“El cine es un campo de batalla“, dice Samuel Fuller, que una vez escribió un guión para Douglas Sirk, en una película de Jean-Luc Godard, el cual poco antes de rodar Al final de la escapada (À bout de souffle, 1960), escribió un homenaje a la película Tiempo de amar, tiempo de morir (A Time to Love and a Time to Die, 1958), de Douglas Sirk.
Da igual quién sea, Godard o Fuller, cualquier otro o yo, nadie le llega a la suela del zapato. Sirk dijo que el cine es sangre, lágrimas, violencia, odio, muerte y amor. Y Sirk hizo películas,películas con sangre, con lágrimas, con violencia, con odio, películas con muerte y películas con amor. Sirk dijo que las películas no pueden hacerse sobre algo, que sólo pueden hacerse con algo, con personas, con luz, con flores, con espejos, con sangre, con todas esas cosas locas que valen la pena. Además dijo que la iluminación y el enfoque son la filosofía del director. Y Douglas Sirk hizo las películas más tiernas que conozco, películas de alguien que ama a las personas y no las desprecia como nosotros. Una vez, Darryl F. Zanuck le dijo: “La película tiene que gustar, sea en Kansas City o en Singapur”. Vaya locura, América, ¿no?

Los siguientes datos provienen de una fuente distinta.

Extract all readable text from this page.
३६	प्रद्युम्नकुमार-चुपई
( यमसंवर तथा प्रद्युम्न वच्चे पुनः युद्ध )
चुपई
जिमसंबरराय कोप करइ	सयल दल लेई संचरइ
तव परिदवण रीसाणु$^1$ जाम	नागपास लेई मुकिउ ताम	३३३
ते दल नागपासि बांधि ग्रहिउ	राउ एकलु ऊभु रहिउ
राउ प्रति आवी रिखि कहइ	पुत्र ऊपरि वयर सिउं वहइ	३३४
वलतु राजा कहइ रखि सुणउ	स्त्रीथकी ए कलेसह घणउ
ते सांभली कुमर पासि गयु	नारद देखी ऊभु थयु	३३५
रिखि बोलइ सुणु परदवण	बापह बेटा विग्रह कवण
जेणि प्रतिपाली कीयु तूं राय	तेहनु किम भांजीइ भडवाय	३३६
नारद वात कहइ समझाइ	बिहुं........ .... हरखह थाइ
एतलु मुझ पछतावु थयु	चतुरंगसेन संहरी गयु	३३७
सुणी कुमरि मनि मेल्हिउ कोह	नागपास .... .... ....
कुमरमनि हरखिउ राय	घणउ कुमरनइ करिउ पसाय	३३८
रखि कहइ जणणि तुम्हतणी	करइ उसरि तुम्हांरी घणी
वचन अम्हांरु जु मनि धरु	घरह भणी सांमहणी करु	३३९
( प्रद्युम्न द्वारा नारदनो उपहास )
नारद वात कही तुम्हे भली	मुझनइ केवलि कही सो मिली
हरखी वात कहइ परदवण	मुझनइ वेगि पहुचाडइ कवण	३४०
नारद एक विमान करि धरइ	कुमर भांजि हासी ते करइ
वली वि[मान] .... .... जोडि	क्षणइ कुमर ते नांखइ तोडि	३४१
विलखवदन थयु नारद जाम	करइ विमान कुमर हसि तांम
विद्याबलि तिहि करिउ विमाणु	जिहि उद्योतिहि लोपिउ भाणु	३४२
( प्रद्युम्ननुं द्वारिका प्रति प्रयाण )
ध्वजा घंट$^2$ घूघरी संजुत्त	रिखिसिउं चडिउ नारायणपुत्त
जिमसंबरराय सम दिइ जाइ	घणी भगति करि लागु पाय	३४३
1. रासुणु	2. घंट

La abuela de Douglas Sirk escribía poemas y tenía el cabello negro. Douglas todavía se llamaba Detlev y vivía en Dinamarca. Y ocurre que alrededor de 1910 los países nórdicos producían sus propias películas, sobre todo grandes dramas humanos. Y el pequeño Detlev iba con su abuela poeta a un minúsculo cine danés. Y los dos lloraban y lloraban por la trágica muerte de Asta Nielsen y muchas otras bellas muchachas con la cara maquillada de blanco. Tenían que llorar en secreto, pues Detlev Sierk debía convertirse en un erudito en el sentido de la tradición alemana, recibir una educación humanista. Así que un día sustituyó el amor a Asta Nielsen por el amor a Clitemnestra. Hizo teatro en Alemania, en Bremen, en Chemnitz, Hamburgo y Leipzig; era instruido y tenía cultura. Fue amigo de Max Brod, conoció a Kafka, etc. Se le abría una carrera que hubiera podido conducirle a dirigir Residenztheatre, en Munich. Pero no. En 1937, después de haber rodado ya algunas películas para la UFA en Alemania, Detlev Sierk emigró a América, se convirtió en Douglas Sirk e hizo películas que en Alemania, como mucho, darían risa a la gente de su nivel cultural (…)
Al intentar escribir sobre estas seis películas de Douglas Sirk, he descubierto qué difícil es escribir sobre películas que tratan de la vida, que no son literatura. He omitido muchas cosas que quizá serían más importantes. He hablado demasiado poco de
la iluminación, de lo esmerada que es o de cómo ayuda a Sirk a transformar las historias que tenían que contar. Y que, aparte de él, solo Josef von Sternberg es tan bueno con la iluminación. Y he hablado demasiado poco de los espacios que Douglas Sirk crea. Lo extraordinariamente exactos que son. He analizado poco la importancia de las flores y de los espejos y de lo importantes que son para las historias que Sirk nos cuenta. He acentuado demasiado poco que Sirk es un director que consigue de los actores los máximos resultados. Que gracias a Sirk incluso cotorras como Marianne Koch o Liselote Pulver devienen personas a las que creemos y deseamos creer. Y, finalmente, he visto demasiado pocas películas. Quisiera verlas todas, las treinta y nueve que Sirk hizo. Y entonces quizá continuaría conmigo, con mi vida, con mis amigos. He visto seis películas de Douglas Sirk. De las más bellas del mundo.